Seminararbeit zur LV Heidegger, Sein und Zeit

Prof. Weiß

„Philosophie darf nicht schwer sein,

sonst ist etwas faul bei dem, der sie

vertritt – und natürlich ist bei jedem,

der etwas vertritt, etwas faul.

So werden die Sachen „schwer“.

Hans Blumenberg

„Sein und Zeit“ – ein großer Titel, der suggeriert, dass es ums Ganze geht. Nicht umsonst wird „Sein und Zeit“ als Martin Heideggers Hauptwerk betrachtet. Heidegger selbst bezeichnete sein Werk einmal als „Verunglückung“,[1] denn trotz seines beträchtlichen Umfangs und seiner Komplexität ist es Fragment geblieben. Nichtsdestotrotz traf dieses Buch bei seinem Erscheinen den Nerv der Zeit und wurde zu einem der bedeutendsten philosophischen Werke des zwanzigsten Jahrhunderts. Heidegger geht es darum, mit der traditionellen Metaphysik abzurechnen, die das Sein nur als stete Anwesenheit denkt und dabei das faktische, historische Werden außer Acht lässt. Für Heidegger gehört die Zeitlichkeit zum Sein – dies ist das Vergessene und Ungedachte der Metaphysik.[2] Was bedeutet Sein, fragt Heidegger und zitiert Plato: „Denn offenbar seid ihr doch schon lange mit dem vertraut, was ihr eigentlich meint, wenn ihr den Ausdruck „seiend“ gebraucht, wir jedoch glaubten es einst zwar zu verstehen, jetzt aber sind wir in Verlegenheit gekommen.“[3] Diese Verlegenheit gilt heute mehr denn je, so, Heidegger, denn nicht nur haben wir vergessen, was das Sein ist, wir haben auch dieses Vergessen vergessen. So muss die Frage nach dem Sinn von Sein erneut gestellt werden, bzw. muss zuallererst das Verständnis für den Sinn dieser Frage wieder geweckt werden. Schon im Prolog von „Sein und Zeit“ macht Heidegger klar, worauf die Untersuchung abzielt: die Zeit soll den Horizont eines Seinsverständnisses bilden, der Sinn von Sein ist die Zeit. Dies klarzumachen benötigt Heidegger nicht nur vierhundert Seiten kompliziertesten Textes, sondern auch den Rest seines Lebens.[4]

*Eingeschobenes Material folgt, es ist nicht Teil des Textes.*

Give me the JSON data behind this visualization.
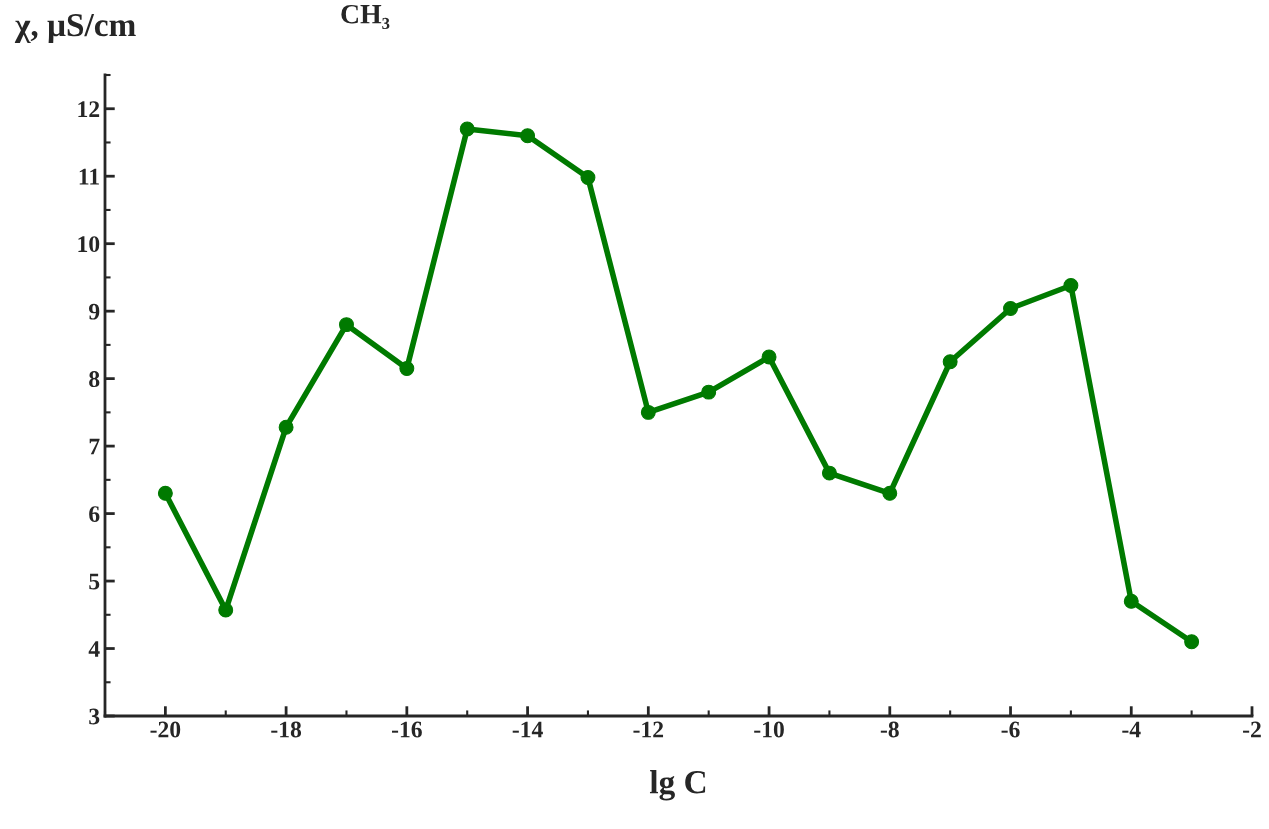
{
  "chart_data": {
    "type": "line",
    "title": "CH₃",
    "xlabel": "lg C",
    "ylabel": "χ, μS/cm",
    "x": [
      -20,
      -19,
      -18,
      -17,
      -16,
      -15,
      -14,
      -13,
      -12,
      -11,
      -10,
      -9,
      -8,
      -7,
      -6,
      -5,
      -4,
      -3
    ],
    "series": [
      {
        "color": "#007a00",
        "values": [
          6.3,
          4.57,
          7.28,
          8.8,
          8.15,
          11.7,
          11.6,
          10.98,
          7.5,
          7.8,
          8.32,
          6.6,
          6.3,
          8.25,
          9.04,
          9.38,
          4.7,
          4.1
        ]
      }
    ],
    "xlim": [
      -21,
      -2
    ],
    "xticks": [
      -20,
      -18,
      -16,
      -14,
      -12,
      -10,
      -8,
      -6,
      -4,
      -2
    ],
    "ylim": [
      3,
      12.5
    ],
    "yticks": [
      3,
      4,
      5,
      6,
      7,
      8,
      9,
      10,
      11,
      12
    ],
    "marker": "circle",
    "line_style": "solid",
    "grid": false,
    "legend": false
  }
}
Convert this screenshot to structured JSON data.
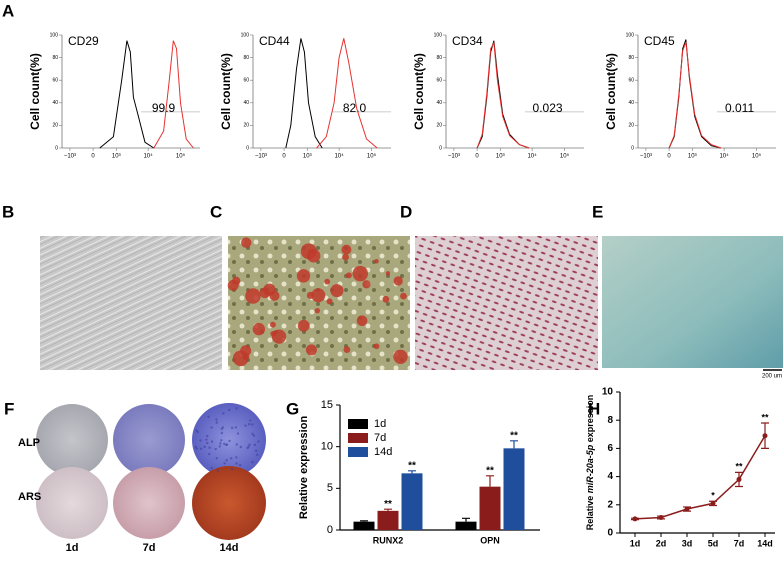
{
  "panel_labels": [
    "A",
    "B",
    "C",
    "D",
    "E",
    "F",
    "G",
    "H"
  ],
  "scale_bar": "200 um",
  "f_rows": [
    "ALP",
    "ARS"
  ],
  "f_cols": [
    "1d",
    "7d",
    "14d"
  ],
  "chart_data": [
    {
      "type": "flow",
      "title": "CD29",
      "ylabel": "Cell count(%)",
      "ylim": [
        0,
        100
      ],
      "yticks": [
        0,
        20,
        40,
        60,
        80,
        100
      ],
      "xlim": [
        -1800,
        400000
      ],
      "xticks": [
        {
          "value": -1000,
          "label": "−10³"
        },
        0,
        {
          "value": 1000,
          "label": "10³"
        },
        {
          "value": 10000,
          "label": "10⁴"
        },
        {
          "value": 100000,
          "label": "10⁵"
        }
      ],
      "gate": {
        "value": 99.9,
        "label": "99.9"
      },
      "series": [
        {
          "color": "#000000",
          "x": [
            200,
            800,
            1500,
            2200,
            2800,
            3500,
            5000,
            8000,
            15000
          ],
          "y": [
            0,
            10,
            60,
            95,
            85,
            45,
            28,
            5,
            0
          ]
        },
        {
          "color": "#e8312f",
          "x": [
            15000,
            30000,
            45000,
            60000,
            75000,
            100000,
            150000,
            250000
          ],
          "y": [
            0,
            15,
            60,
            95,
            88,
            40,
            8,
            0
          ]
        }
      ]
    },
    {
      "type": "flow",
      "title": "CD44",
      "ylabel": "Cell count(%)",
      "ylim": [
        0,
        100
      ],
      "yticks": [
        0,
        20,
        40,
        60,
        80,
        100
      ],
      "xlim": [
        -1800,
        400000
      ],
      "xticks": [
        {
          "value": -1000,
          "label": "−10³"
        },
        0,
        {
          "value": 1000,
          "label": "10³"
        },
        {
          "value": 10000,
          "label": "10⁴"
        },
        {
          "value": 100000,
          "label": "10⁵"
        }
      ],
      "gate": {
        "value": 82.0,
        "label": "82.0"
      },
      "series": [
        {
          "color": "#000000",
          "x": [
            50,
            200,
            400,
            600,
            800,
            1100,
            1800,
            3000
          ],
          "y": [
            0,
            20,
            70,
            97,
            85,
            40,
            10,
            0
          ]
        },
        {
          "color": "#e8312f",
          "x": [
            2000,
            4000,
            7000,
            10000,
            14000,
            20000,
            35000,
            70000,
            150000
          ],
          "y": [
            0,
            10,
            40,
            80,
            97,
            75,
            35,
            8,
            0
          ]
        }
      ]
    },
    {
      "type": "flow",
      "title": "CD34",
      "ylabel": "Cell count(%)",
      "ylim": [
        0,
        100
      ],
      "yticks": [
        0,
        20,
        40,
        60,
        80,
        100
      ],
      "xlim": [
        -1800,
        400000
      ],
      "xticks": [
        {
          "value": -1000,
          "label": "−10³"
        },
        0,
        {
          "value": 1000,
          "label": "10³"
        },
        {
          "value": 10000,
          "label": "10⁴"
        },
        {
          "value": 100000,
          "label": "10⁵"
        }
      ],
      "gate": {
        "value": 0.023,
        "label": "0.023"
      },
      "series": [
        {
          "color": "#000000",
          "x": [
            0,
            150,
            300,
            450,
            600,
            800,
            1200,
            2000,
            4000,
            8000
          ],
          "y": [
            0,
            10,
            45,
            85,
            95,
            65,
            30,
            12,
            3,
            0
          ]
        },
        {
          "color": "#e8312f",
          "x": [
            0,
            150,
            300,
            450,
            600,
            800,
            1200,
            2000,
            4000,
            8000
          ],
          "y": [
            0,
            12,
            48,
            88,
            93,
            60,
            28,
            11,
            3,
            0
          ]
        }
      ]
    },
    {
      "type": "flow",
      "title": "CD45",
      "ylabel": "Cell count(%)",
      "ylim": [
        0,
        100
      ],
      "yticks": [
        0,
        20,
        40,
        60,
        80,
        100
      ],
      "xlim": [
        -1800,
        400000
      ],
      "xticks": [
        {
          "value": -1000,
          "label": "−10³"
        },
        0,
        {
          "value": 1000,
          "label": "10³"
        },
        {
          "value": 10000,
          "label": "10⁴"
        },
        {
          "value": 100000,
          "label": "10⁵"
        }
      ],
      "gate": {
        "value": 0.011,
        "label": "0.011"
      },
      "series": [
        {
          "color": "#000000",
          "x": [
            0,
            150,
            300,
            450,
            600,
            800,
            1200,
            2000,
            4000,
            8000
          ],
          "y": [
            0,
            10,
            45,
            88,
            96,
            62,
            28,
            10,
            2,
            0
          ]
        },
        {
          "color": "#e8312f",
          "x": [
            0,
            150,
            300,
            450,
            600,
            800,
            1200,
            2000,
            4000,
            8000
          ],
          "y": [
            0,
            11,
            47,
            86,
            94,
            64,
            30,
            11,
            3,
            0
          ]
        }
      ]
    },
    {
      "type": "bar",
      "ylabel": "Relative expression",
      "categories": [
        "RUNX2",
        "OPN"
      ],
      "ylim": [
        0,
        15
      ],
      "yticks": [
        0,
        5,
        10,
        15
      ],
      "legend": "upper left",
      "series": [
        {
          "name": "1d",
          "color": "#000000",
          "values": [
            1.0,
            1.0
          ],
          "errors": [
            0.1,
            0.4
          ]
        },
        {
          "name": "7d",
          "color": "#8b1c1c",
          "values": [
            2.3,
            5.2
          ],
          "errors": [
            0.2,
            1.3
          ],
          "annotations": [
            "**",
            "**"
          ]
        },
        {
          "name": "14d",
          "color": "#1f4e9c",
          "values": [
            6.8,
            9.8
          ],
          "errors": [
            0.3,
            0.9
          ],
          "annotations": [
            "**",
            "**"
          ]
        }
      ]
    },
    {
      "type": "line",
      "ylabel_parts": [
        "Relative ",
        "miR-20a-5p",
        " expression"
      ],
      "categories": [
        "1d",
        "2d",
        "3d",
        "5d",
        "7d",
        "14d"
      ],
      "values": [
        1.0,
        1.1,
        1.7,
        2.1,
        3.8,
        6.9
      ],
      "errors": [
        0.05,
        0.1,
        0.15,
        0.15,
        0.5,
        0.9
      ],
      "annotations": [
        null,
        null,
        null,
        "*",
        "**",
        "**"
      ],
      "color": "#8b1c1c",
      "ylim": [
        0,
        10
      ],
      "yticks": [
        0,
        2,
        4,
        6,
        8,
        10
      ]
    }
  ]
}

Im Folgenden soll versucht werden, verkürzt und auf die wesentlichsten Punkte beschränkt, eines der zentralen Themen in „Sein und Zeit“ darzustellen: der Übergang von der „uneigentlichen“ Seinsweise des menschlichen Daseins in seine „eigentliche“; vom „Man“ zum „Selbst“.

Vom Man zum Selbst – Das Uneigentliche wird Eigentlich

Das alltägliche Dasein, sagt Heidegger, verhält sich in einer vorherrschenden Seinsart zur Welt, nämlich des Aufgehens in der Welt. Es soll nun die Frage gestellt werden, wer in der Alltäglichkeit des Daseins aufgeht. Die Frage führt zu Strukturen des Daseins genannt Mitsein und Mitdasein als alltägliches Selbstsein. Das Subjekt dieser Alltäglichkeit nennt Heidegger das Man.

§ 25 Der Ansatz der existenzialen Frage nach dem Wer des Daseins

Die Antwort auf die Frage nach dem Wer des Daseins wurde, so Heidegger, im §9 als Hinweis auf eine ontologische Verfassung schon gegeben: „Dasein ist Seiendes, das je ich selbst bin, das Sein ist je meines.“[5] Das Wer entspricht dem ich selbst, dem Subjekt, dem Selbst, das in den Wechseln und Mannigfaltigkeiten des Erlebten als Identisches bestehen bleibt.

Die ontische Annahme eines Ich bedarf aber eines weiteren Hinterfragens, so Heidegger, denn das Ich darf nur als unverbindlich formaler Hinweis von etwas gesehen werden, das sich im Seinszusammenhang eventuell als sein Gegenteil, als Nicht-Ich herausstellen kann – und zwar in der Seinsart der Selbstverlorenheit.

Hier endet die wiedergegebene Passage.